Tuesday, July 7, 2009
It's amazing to me how you can be having a perfectly lovely day and then when it's almost over something happens that officially turns that entire day into a bad day.
I had a great breakfast with the baby and in the afternoon one of my girlfriends, Stephanie, came over for lunch. Devon went down for a nap when she got to my house so we were really able to get in some good girl talk for a couple of hours. She is a few months pregnant with her first baby so we had lots to talk about. It was fun to reminisce about my pregnancy and birth experience and talk about her plans as well. We hope to get together more often and I am enjoying spending time with my friends again, something I have been neglecting the past few months.

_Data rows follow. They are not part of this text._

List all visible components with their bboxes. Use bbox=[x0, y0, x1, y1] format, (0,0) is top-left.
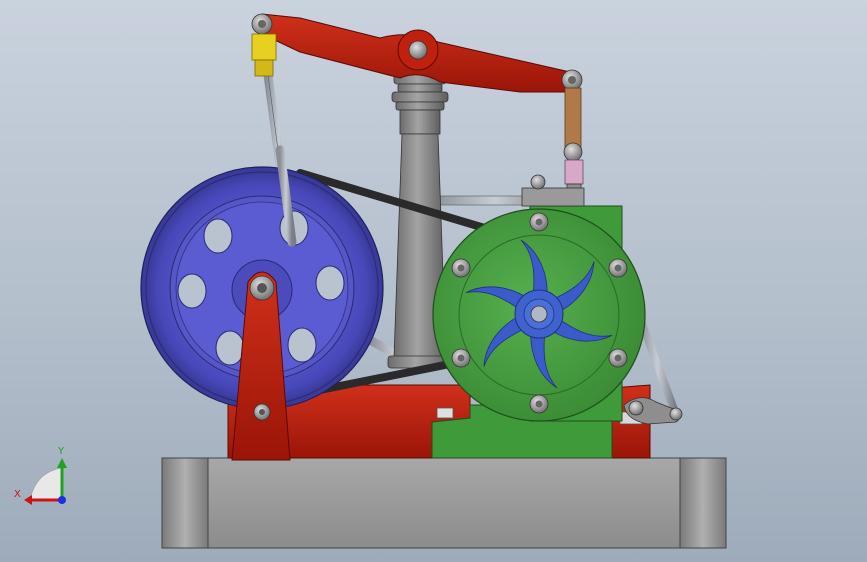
triad-y-arrow bbox=[57, 458, 67, 468]
triad-z-axis bbox=[58, 496, 66, 504]
triad-x-label: X bbox=[14, 489, 21, 500]
coordinate-triad: Y X bbox=[14, 446, 67, 505]
triad-plane bbox=[29, 467, 63, 501]
cad-viewport[interactable]: Y X bbox=[0, 0, 867, 562]
triad-x-arrow bbox=[24, 495, 32, 505]
cad-model-scene: Y X bbox=[14, 13, 727, 549]
bronze-rod[interactable] bbox=[563, 87, 584, 199]
yellow-connector[interactable] bbox=[251, 33, 277, 77]
triad-y-label: Y bbox=[57, 446, 65, 457]
base-block[interactable] bbox=[161, 457, 727, 549]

After she left and after lunch Devon and I went to the fabric store. I wanted to make a bigger blanket this time and I needed supplies for that as well as a few random things. I put Devon in one of those soft grocery art covers, but he was hating that. I lugged him out to the car and put him in one of the carriers I use (the Ergo) thinking that he wanted to be held close. I usually "wear" him whenever I am out so this is nothing new to him. I think he hated that even more and in that moment .... in the fabric store .... he had his first official public tantrum. Like screaming and real tears and flailing arms and red face. It was terrible. That has LITERALLY never happened before. In all of his 9 months of life this was his first freak out. When I was unable to soothe him he squirmed his little arms out of the carrier and started smacking my neck, scratching and pulling at me. I was thinking, "Who took my baby and replaced him with this demon all of a sudden?" It was so strange and out of character and just as soon as the screaming started it abruptly ended. So I continued shopping and he would scream .... I would head for the door and he would stop. Determined to get what I needed I would sort of let him cry it out since nothing I was doing was working and then I realized .... I had become "that" mom who didn't leave the store and just let her kid cry. I was chuckling at the spectacle we were, but I was at the cutting counter, was basically finished and leaving in 5 minutes anyway.
Finally out of the store and in the car he was back to his old self calmly playing with toys like nothing happened. I still had to go to the grocery store so I left him in his car seat and quickly got what I needed. He started to fuss a little and I SWEAR I saw this new mom, with her baby in a carrier, give me this smug look of satisfaction that her baby was quiet and content and mine was not. I knew that look .... I have given it many times when my baby was being good and some other baby was throwing a fit. I tell you what, I'll never give that look again.
He was a total crank right up until he went to sleep and I was exhausted. I started working on cutting out the fabric in hopes that would make me feel a little better, but even when I went to bed I felt like I had been at jury all day or something. Plain. Worn. Out. Joe could tell I had had a rough day and took a half day off work today to watch the baby so I could go shopping and run errands. He said last night that it's not fair that my only break is when Devon goes to sleep at night and wanted to make sure I got some solid, free time. I think I will hit up Buffalo Exchange, the fabric store again (I forgot a few things) and a few random errands that will be much easier without baby in tow. Yeah for helpful husbands!